Jonathan menyemburkan teh hitamnya kembali ke gelas, dan Paul menjatuhkan makaron yang setengah digigitnya; reaksi komikal yang sudah kuduga akan terjadi.
What?! Cin? Are you even okay?” Mata Jonathan membelalak lebar.
“Apa?! Cin? Kamu bercanda?” Paul terlihat berusaha mengatur nafasnya yang panjang-pendek.
Aku terdiam sejenak dan tertawa. Jonathan dan Paul menatapku heran, meminta penjelasan lebih panjang.
Please tell me you’re kidding. Very funny, Cin.”
“Tolong katakan padaku kamu bercanda.”
Aku menatap kedua orang di hadapanku. Aku sendiri berharap bahwa aku sedang bercanda.
Aku menghela nafas.
“Tidak, aku tidak sedang bercanda. Enam bulan masuk kuliah, aku hamil. Tengah semester dua, aku tidak masuk satu bulan. Hebat sekali bukan?” Aku tidak bisa menahan getaran pada suaraku. Bukan malu; rasa itu sudah lama terkunci dibalik pintu kamar rumah sakit; tapi pedih. Sedih.
“Berarti awal tahun kemarin? Kalau kmau memang serius, kamu seharusnya sedang hamil besar sekarang, tapi..kamu..tidak terlihat sedang hamil.” Aku memahami keheranan Paul. Hal yang sama terpancar dari mata Jonathan. Cindy? Cindy yang mereka kenal saat SMA? Cindy yang sombong, yang tidak pernah membiarkan lelaki sembarangan untuk bahkan sekedar menatapnya lekat-lekat?
Tuhan memang legendaris, terlebih dalam menggunakan katalis, untuk sekedar mengubah nasib. Untukku, katalis itu bernama Adit.
Memikirkan nama itu saja sudah mampu membuat airmataku merebak.
“Cindy? Hei, hei, sudah, sudah. Semuanya baik-baik saja, kan?” Secara instingtif Paul berdiri dari kursinya dan berjongkok di sebelahku. Aku tersedak, mencoba meraih oksigen yang terhimpit air mata di jalur pernafasan. Seandainya aku saat itu punya keberanian untuk mencoba menjadi lebih dari seorang teman dengan Paul, tentunya aku tidak akan perlu mengalami ini semua. Ya, Paul menyatakan perasaannya padaku sebelum ia berangkat ke Colorado, dan tentu saja, aku, seperti adegan-adegan standar film romansa, mengatakan bahwa aku tidak ingin merusak persahabatan yang kami miliki.
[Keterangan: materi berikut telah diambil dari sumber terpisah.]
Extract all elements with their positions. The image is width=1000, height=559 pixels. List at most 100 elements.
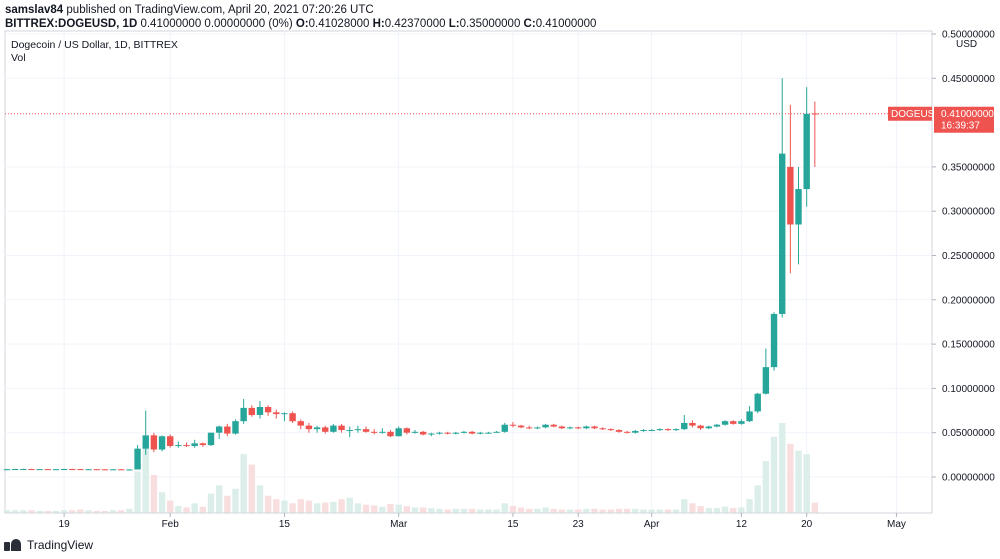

Jonathan ikut menggeser tempat duduknya lebih dekat denganku dan merangkulku dari samping. Aku teringat masa-masa bodoh ketika aku berpikir bahwa aku menyukai Jonathan, dan rasa marah setengah matiku ketika mengetahui bahwa sesungguhnya Jonathan tidak pernah balik menyukaiku seperti itu, dan tidak akan pernah menyukaiku seperti itu. Setelah kupikir lagi, mungkin saat itu aku marah bukan karena Jonathan tidak menyukaiku, tapi karena aku merasa bodoh. Bagaimana mungkin aku, yang seharusnya merupakan teman baik Jonathan, tidak menyadari bahwa alasan dibalik ditolaknya semua perempuan yang menyukainya adalah karena ia memang tidak menyukai perempuan?   
Pemikiran tentang semua hal yang terjadi padaku selama setahun belakangan menyerang syarafku dan membuat airmataku semakin berlomba-lomba keluar dari kantungnya, bersaing dengan riuh rendah hujan.
Jonathan dan Paul hanya bisa mengusap-usap punggungku pelan, sementara para pelayan yang berada disana pura-pura tidak peduli, padahal aku yakin mereka dengan sigap memasang telinga dan merekam adegan ini dalam otak mereka untuk dijadikan ajang diskusi seru di dapur nanti. Beruntung pelanggan terakhir sebelum kami telah meninggalkan restoran sepuluh menit yang lalu. Selain kami hanya ada dua barista di bar dan dua pelayan yang sedari tadi sibuk mondar-mandir.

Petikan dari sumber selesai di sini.